The complaints under Article 6 § 1 of the Convention concerning the length of two sets of criminal proceedings against the applicant were communicated to the Government on 9 July 2009. At the same time the Court initiated a friendly settlement procedure and invited the applicant to state whether he accepted the proposed terms. The letter was sent to the correspondence address designated by the applicant, but no response was received.
In a letter dated 4 November 2009, sent by registered mail, the applicant was notified that the period allowed for submission of the friendly settlement declaration had expired on 22 September 2009 and that no extension of time had been requested. The applicant was invited to inform the Court by 24 November 2009 whether he still wished to pursue the application. His attention was drawn to Article 37 § 1 (a) of the Convention, which provides that the Court may strike a case out of its list of cases where the circumstances lead to the conclusion that the applicant does not intend to pursue the application. The letter sent to the applicant's address was returned on 1 December 2009 as “unclaimed”.

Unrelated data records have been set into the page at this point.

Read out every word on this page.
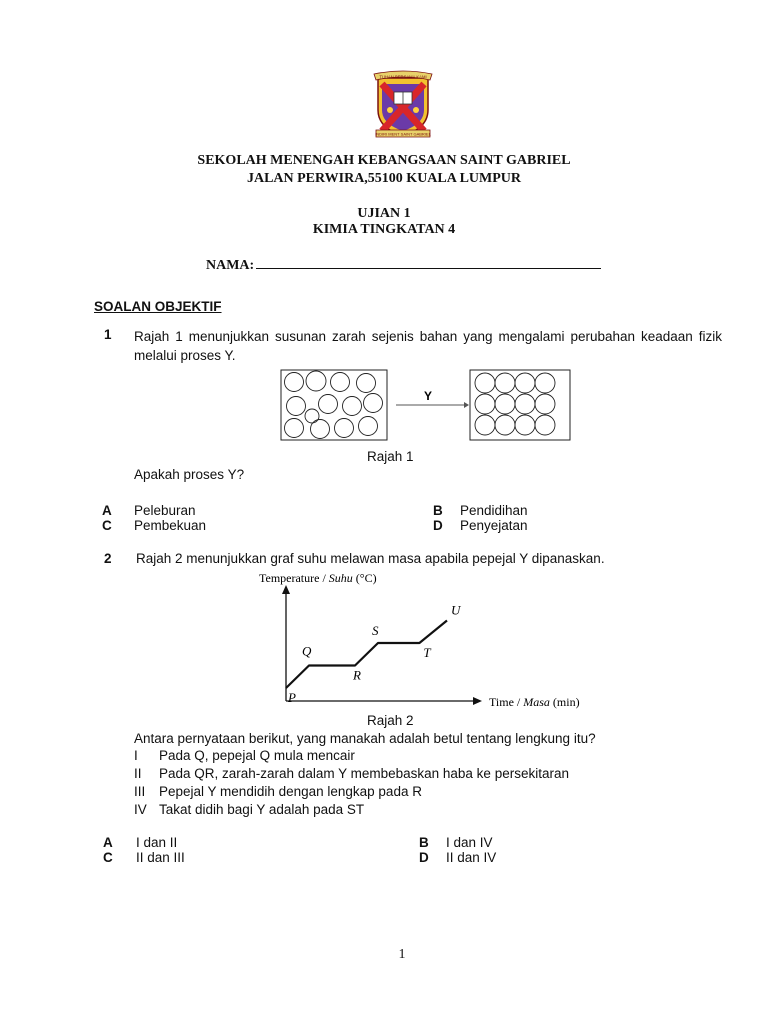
TUHAN BERSAMA KAMI
INDIRI MENT SAINT GABRIEL
SEKOLAH MENENGAH KEBANGSAAN SAINT GABRIEL
JALAN PERWIRA,55100 KUALA LUMPUR
UJIAN 1
KIMIA TINGKATAN 4
NAMA:
SOALAN OBJEKTIF
1 Rajah 1 menunjukkan susunan zarah sejenis bahan yang mengalami perubahan keadaan fizik melalui proses Y.
Y
Rajah 1
Apakah proses Y?
A Peleburan	B Pendidihan
C Pembekuan	D Penyejatan
2 Rajah 2 menunjukkan graf suhu melawan masa apabila pepejal Y dipanaskan.
Temperature / Suhu (°C)
Time / Masa (min)
P
Q
R
S
T
U
Rajah 2
Antara pernyataan berikut, yang manakah adalah betul tentang lengkung itu?
I Pada Q, pepejal Q mula mencair
II Pada QR, zarah-zarah dalam Y membebaskan haba ke persekitaran
III Pepejal Y mendidih dengan lengkap pada R
IV Takat didih bagi Y adalah pada ST
A I dan II	B I dan IV
C II dan III	D II dan IV
1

On 2 December 2009 the Government submitted their observations on the admissibility and merits of the application. The observations were forwarded to the applicant, who was invited to submit his own observations. No reply was received to the Registry's letter.
In a letter dated 12 March 2010, sent by registered mail, the applicant was notified that the period allowed for submission of his observations on the admissibility and merits and his just satisfaction claims had expired on 28 January 2010 and that no extension of time had been requested. The applicant's attention was drawn to Article 37 § 1 (a) of the Convention once again. This letter was received on 19 March 2010. However, no response has been received.
No further correspondence has been received from the applicant whose last communication to the Court dates back to 24 October 2007.
THE LAW
The Court considers that, in these circumstances, the applicant may be regarded as no longer wishing to pursue his application, within the meaning of Article 37 § 1 (a) of the Convention. Furthermore, in accordance with Article 37 § 1 in fine, the Court finds no special circumstances regarding respect for human rights as defined in the Convention and its Protocols which require the continued examination of the case.
In view of the above, it is appropriate to strike the case out of the list.
For these reasons, the Court unanimously
Decides to strike the application out of its list of cases.